For Revenue and Average Revenue, a noticeable dip occurs in the 2nd quarter, followed by a gradual increase from the 3rd quarter until the 1st quarter of the subsequent year.
Regarding Bookings and Listings, an upward curve is evident over the quarters, although a significant dip is observed around Q2 2020, which is likely attributable to the drastic reduction in visitor numbers caused by COVID-19.
|
|
|
|
Big Bear Lake City is the dominant revenue driver, accounting for 58.5% of total revenue, and the top 5 revenue streets are all located within this city.
In terms of average revenue, the distribution among cities is more balanced, ranging between 19% and 28%, with Cholla Avenue in Yuca Valley emerging as the leader in average revenue.

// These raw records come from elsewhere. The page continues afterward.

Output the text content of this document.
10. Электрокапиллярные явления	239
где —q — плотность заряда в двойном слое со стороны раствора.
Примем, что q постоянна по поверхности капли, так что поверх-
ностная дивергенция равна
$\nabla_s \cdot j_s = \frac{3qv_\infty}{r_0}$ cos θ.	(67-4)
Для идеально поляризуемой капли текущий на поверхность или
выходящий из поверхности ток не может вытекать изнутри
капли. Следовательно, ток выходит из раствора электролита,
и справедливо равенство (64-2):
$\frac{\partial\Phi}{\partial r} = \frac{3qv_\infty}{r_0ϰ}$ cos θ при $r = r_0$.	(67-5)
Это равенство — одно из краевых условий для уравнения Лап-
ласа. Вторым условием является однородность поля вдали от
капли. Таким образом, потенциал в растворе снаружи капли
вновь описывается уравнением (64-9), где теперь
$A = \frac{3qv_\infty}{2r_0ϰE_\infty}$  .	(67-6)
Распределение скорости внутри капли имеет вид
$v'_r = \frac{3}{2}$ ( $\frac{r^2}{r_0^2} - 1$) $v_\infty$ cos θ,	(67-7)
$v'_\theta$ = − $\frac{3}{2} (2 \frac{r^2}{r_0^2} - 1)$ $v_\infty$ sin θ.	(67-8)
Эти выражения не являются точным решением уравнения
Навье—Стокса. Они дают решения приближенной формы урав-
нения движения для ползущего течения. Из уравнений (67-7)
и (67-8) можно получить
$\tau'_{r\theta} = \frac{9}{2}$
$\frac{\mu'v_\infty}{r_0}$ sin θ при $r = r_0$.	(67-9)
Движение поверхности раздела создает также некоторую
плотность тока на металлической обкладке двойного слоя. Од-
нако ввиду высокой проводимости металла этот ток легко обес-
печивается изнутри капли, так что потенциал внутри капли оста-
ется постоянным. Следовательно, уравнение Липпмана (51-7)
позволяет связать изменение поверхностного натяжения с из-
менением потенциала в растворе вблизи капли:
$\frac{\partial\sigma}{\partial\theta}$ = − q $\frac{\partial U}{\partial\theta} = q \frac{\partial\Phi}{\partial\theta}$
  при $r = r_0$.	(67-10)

While Big Bear Lake City drives overall revenue, the analysis of average revenue reveals performance differences across streets and cities, suggesting that specific high-performing streets, such as those in Yuca Valley, may be key targets for further investigation.

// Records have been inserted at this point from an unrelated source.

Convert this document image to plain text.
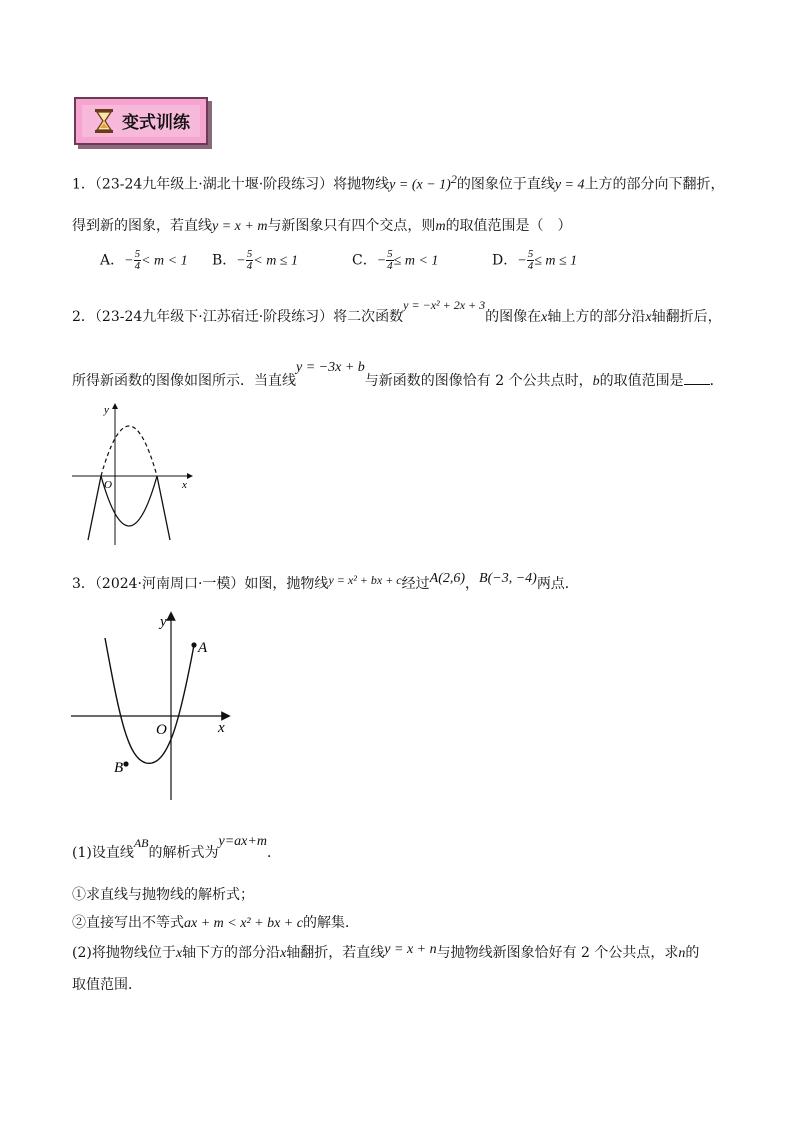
变式训练
1．（23-24九年级上·湖北十堰·阶段练习）将抛物线$y = (x - 1)^2$的图象位于直线y = 4上方的部分向下翻折，
得到新的图象，若直线y = x + m与新图象只有四个交点，则m的取值范围是（　）
A．− $\frac{5}{4} < m < 1$ B．− $\frac{5}{4} < m \le 1$	C．− $\frac{5}{4} \le m < 1$	D．− $\frac{5}{4} \le m \le 1$
2．（23-24九年级下·江苏宿迁·阶段练习）将二次函数y = −x² + 2x + 3的图像在x轴上方的部分沿x轴翻折后，
所得新函数的图像如图所示．当直线y = −3x + b与新函数的图像恰有 2 个公共点时，b的取值范围是 ．
y
x
O
3．（2024·河南周口·一模）如图，抛物线y = x² + bx + c经过A(2,6)，B(−3, −4)两点．
y
x
O
A
B
(1)设直线AB的解析式为y=ax+m．
①求直线与抛物线的解析式；
②直接写出不等式ax + m < x² + bx + c的解集．
(2)将抛物线位于x轴下方的部分沿x轴翻折，若直线y = x + n与抛物线新图象恰好有 2 个公共点，求n的
取值范围．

Professional hosts lead with 62% of listings, followed by single owners who contribute 21.2%, while hosts with 2-5 units account for 16%.
From 2019 to 2021, there was an overall increase in quarterly nightly rates across all host types. However, a decrease in nightly rates is observed in 2022 across all quarters.
|
|
|
|
The percent decrease in nightly rates from 2021 to 2022 was calculated by quarter and host type. Notably, significant drops exceeding 10% were observed in Q2 through Q4—approximately 13% in Q2, 16–17% in Q3, and 12–14% in Q4.
Quarter | Professionals | 2–5 Units | Single Owners |
---|---|---|---|
Q1 | 2.5% | - | - |
Q2 | 13.5% | 13.6% | 13.6% |
Q3 | 17.0% | 16.6% | 18.0% |
Q4 | 14.5% | 14.2% | 12.1% |
Optimize Nightly Rates Based on Seasonal Trends. Address the revenue decline by implementing targeted rate increases of approximately 14–17% in Q2–Q4, especially for professional hosts. This pricing adjustment aligns with historical drops and can help recover lost revenue without discouraging bookings, given the concurrent rise in transactions and listings.
Leverage High-Performing Locations to Guide Growth. Use insights from Big Bear Lake City and Cholla Avenue in Yuca Valley—the top contributors to total and average revenue—as benchmarks. Identify common features and strategies in these areas and replicate them in underperforming cities and streets to boost overall platform revenue.